Liver disease in the horse: clinical signs and diagnostic aids

Liver disease in the horse: clinical signs and diagnostic aids

May 01, 2007

The clinical signs of hepatic insufficiency in horses are highly variable, nonspecific and depend on the extent and duration of hepatic disease.

Their onset often is abrupt, because typically at least 75 percent of the liver mass must be affected before the signs become apparent, regardless of the cause of hepatic disease.

The most common clinical signs are weight loss, hepatic encephalopathy, icterus and colic. Less common signs are hepatogenic photosensitization, diarrhea, bilateral laryngeal paralysis, hemorrhage and fever. Rarely reported clinical signs of hepatic insufficiency in horses are ascites, dependent abdominal edema, endotoxic shock and hemolysis.

Significant weight loss and failure to thrive are most consistently present during chronic hepatic insufficiency. However, chronic liver disease may be present without apparent weight loss. Weight loss is due to anorexia and the loss of normal hepatocellular metabolic activities.

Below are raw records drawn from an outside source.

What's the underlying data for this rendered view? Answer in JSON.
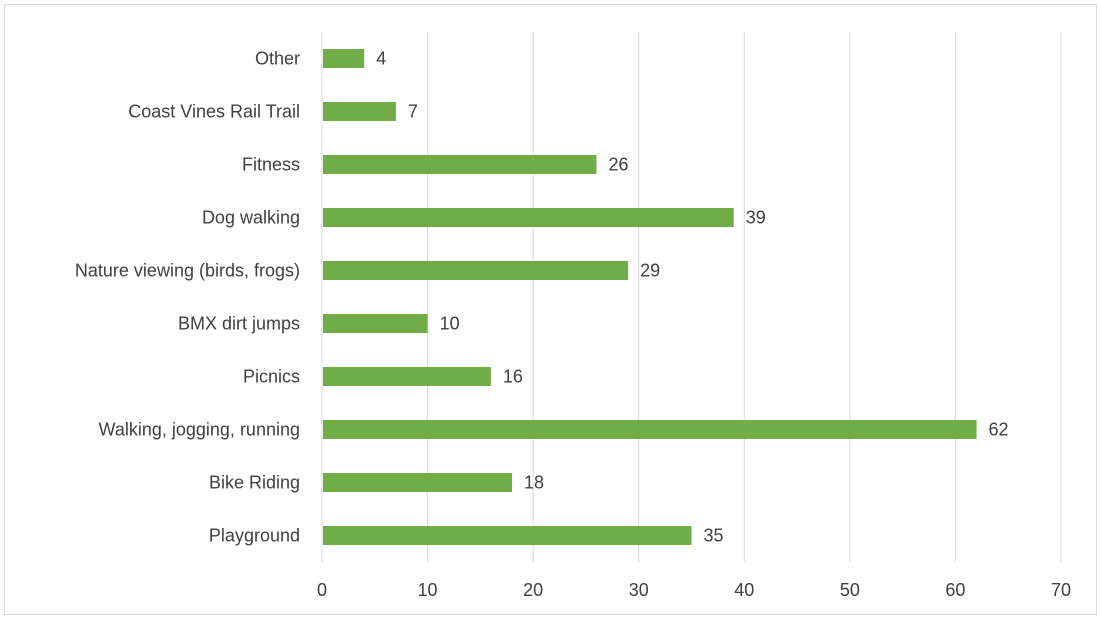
{
  "chart_data": {
    "type": "bar",
    "orientation": "horizontal",
    "title": "",
    "xlabel": "",
    "ylabel": "",
    "categories": [
      "Playground",
      "Bike Riding",
      "Walking, jogging, running",
      "Picnics",
      "BMX dirt jumps",
      "Nature viewing (birds, frogs)",
      "Dog walking",
      "Fitness ",
      "Coast Vines Rail Trail",
      "Other"
    ],
    "values": [
      35,
      18,
      62,
      16,
      10,
      29,
      39,
      26,
      7,
      4
    ],
    "xlim": [
      0,
      70
    ],
    "x_ticks": [
      0,
      10,
      20,
      30,
      40,
      50,
      60,
      70
    ],
    "grid": "vertical",
    "legend": "none",
    "data_labels": true
  },
  "colors": {
    "bar": "#70ad47",
    "grid": "#d9d9d9",
    "text": "#404040"
  }
}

Hepatic encephalopathy (HE) is a complex clinical syndrome characterized by abnormal mental status that accompanies severe hepatic insufficiency of any etiology.

Behavioral manifestations

The earliest phase of HE manifests as subtle behavioral changes. As it progresses, there may be signs of depression, head-pressing, circling, mild ataxia, aimless walking, persistent yawning and other inappropriate behavior (Photo 1). In advanced cases, somnolence develops and obtunded behavior ensues. At this stage horses often show aggressive or violent behavior interspersed with the periods of stupor. Occasionally seizures occur during the later stages of HE, but in general they are atypical.

The severity of encephalopathy corresponds to the degree of hepatic dysfunction; however, neither of these parameters correlates with type or reversibility of the underlying hepatic disease.

The diagnosis of HE is based on the presence of signs of cerebral dysfunction, with physical examination and laboratory findings compatible with liver disease. Other possible causes for the neurologic signs should be excluded, because there are no specific features of HE that enable this syndrome to be definitively distinguished from other encephalopathies.


Icterus, or jaundice, is caused by hyperbilirubinemia and is most apparent in nonpigmented skin, mucous membranes and the sclerae. When hepatocellular disease or obstruction to bile flow is present, icterus develops as a consequence of impaired conjugation of bilirubin and impeded excretion of conjugated bilirubin into the biliary tract, respectively.

Photo 1: This horse is demonstrating signs of hepatic encephalopathy. Note the pattern in the bedding from circling. This gelding frequently retained hay in his mouth, though he did not chew. Finally, note the wounds at the fetlocks; they were self-inflicted from maniacal chewing.
The presence of icterus is not specific to liver disease. About 10 percent of healthy horses have slightly yellow sclerae and horses that are anorexic for any reason will develop icterus. Intense icterus also develops subsequent to hemolysis.

Finally, certain drugs (steroids, heparin) can impede bilirubin uptake and conjugation by hepatocytes, despite an otherwise normally functioning liver.

Abdominal pain or colic may be a result of acute hepatic swelling or pressure from obstruction of bile flow. Signs of colic and liver disease also may be caused by alterations in intestinal motility. Interestingly, many horses with liver disease and signs of colic have clinically significant gastric impactions.

Light sensitivity

Photo 2: This mare has hepatic photosensitization characterized by erythema and necrosis involving only the white blaze on her face.
Hepatic photosensitization refers to abnormally heightened reactivity of the skin to ultraviolet sunlight, owing to the increased blood concentration of the photodynamic agent phylloerythrin. Phylloerythrin normally is formed in the gastrointestinal tract as a result of bacterial degradation of chlorophyll. It is then absorbed into the general circulation, conjugated and excreted by the liver. During hepatic insufficiency, the blood concentrations of phylloerythrin are increased. Ultraviolet light is absorbed most efficiently in unpigmented areas; thus the lesions of photosensitization are restricted to white skin which first appears erythematous and edematous. Pruritus, pain, vesiculation, ulceration, necrosis and sloughing may ensue (Photo 2).